When you perform actual measurements, like when measuring wind flow or maritime currents, you don’t necessarily perform them on a equidistant grid. Actually, sometimes geographic constraints may scatter your measurements like the output of some form of tessellation algorithm, where some measurements are available and others are yet to be obtained.

This can be a problem for a variety of methods, but not for kernel-based methods like Gaussian Processes. But if we are worried about the direction of the flows, then even Gaussian Process can provide some poor results — because they can’t really model the topology of a directional field. The best way to get around this is to use a kernel-based method that has calibrated uncertainty estimates on directions. One of the possible ways to tackle this issue is to use a multivariate Generalised von Mises, or mGvM for short (and yes, this is a plug for my own work on circular distributions). This special distribution can account for measurements on a regular grid or in other non-grid structure. In this post, I’ll show a simple example on a grid just to illustrate some simple desirable model properties that are uncomplicated. I will show a more complex flow under a irregular grid structure, as well as the calibration of the uncertainty estimates, in a second post.

How well does this perform? Well, have a look at these pictures below, where the data points are in **black** and the model predictions are in **red**.

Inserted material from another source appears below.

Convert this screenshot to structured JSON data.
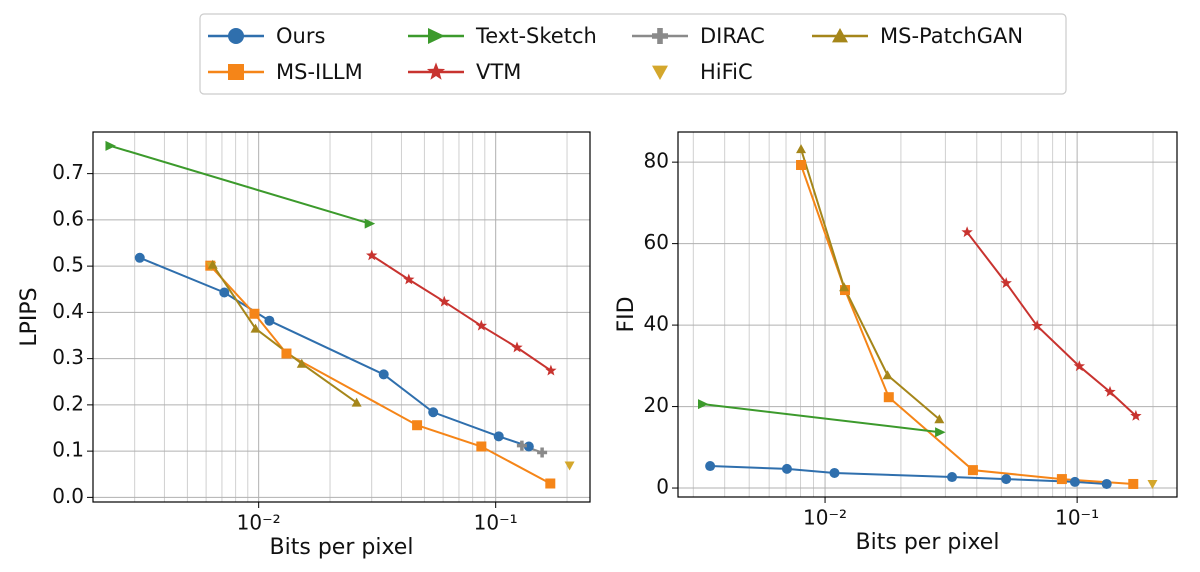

Ok, that was interesting, but it’s not that difficult of a task. We can come up with several different explanations, but basically we can say that the top quarter is constrained by the top-left and bottom-right boundaries with the data (and you could maybe argue that there’s a substantial amount of data).

So what would happen if we made it a little more difficult for model by only supplying the left side of the picture and completely removing the data available to train to the right. What would the algorithm do when predicting the right zone, where it had no data?

Those results were quite interesting: the flow pattern learned is similar to those from the original field despite the scarcity of data in the right side. Sure, if we had maybe a couple points there, the result could be many times better.

To exemplify the former point that if we had some other data to give a bit more of structure for the prediction and also to investigate the power of this model, let’s go ahead and give our model a small bit of data comprising of the bottom left quarter of the picture and asking it to predict all the remaining three quarters. If we were to guess what the field looked like based only on that quadrant, we’d probably say something like this:

So the interesting thing is that the flow field is still sensible with the data given.

This short demo exemplifies some of the nice properties of models that can use the multivariate Generalised von Mises and its inference algorithms. There are many other applications for this distribution other than flow fields (phase content in audio and in images, anyone?) and other ways to predict flow fields (which is another topic I’m interested in).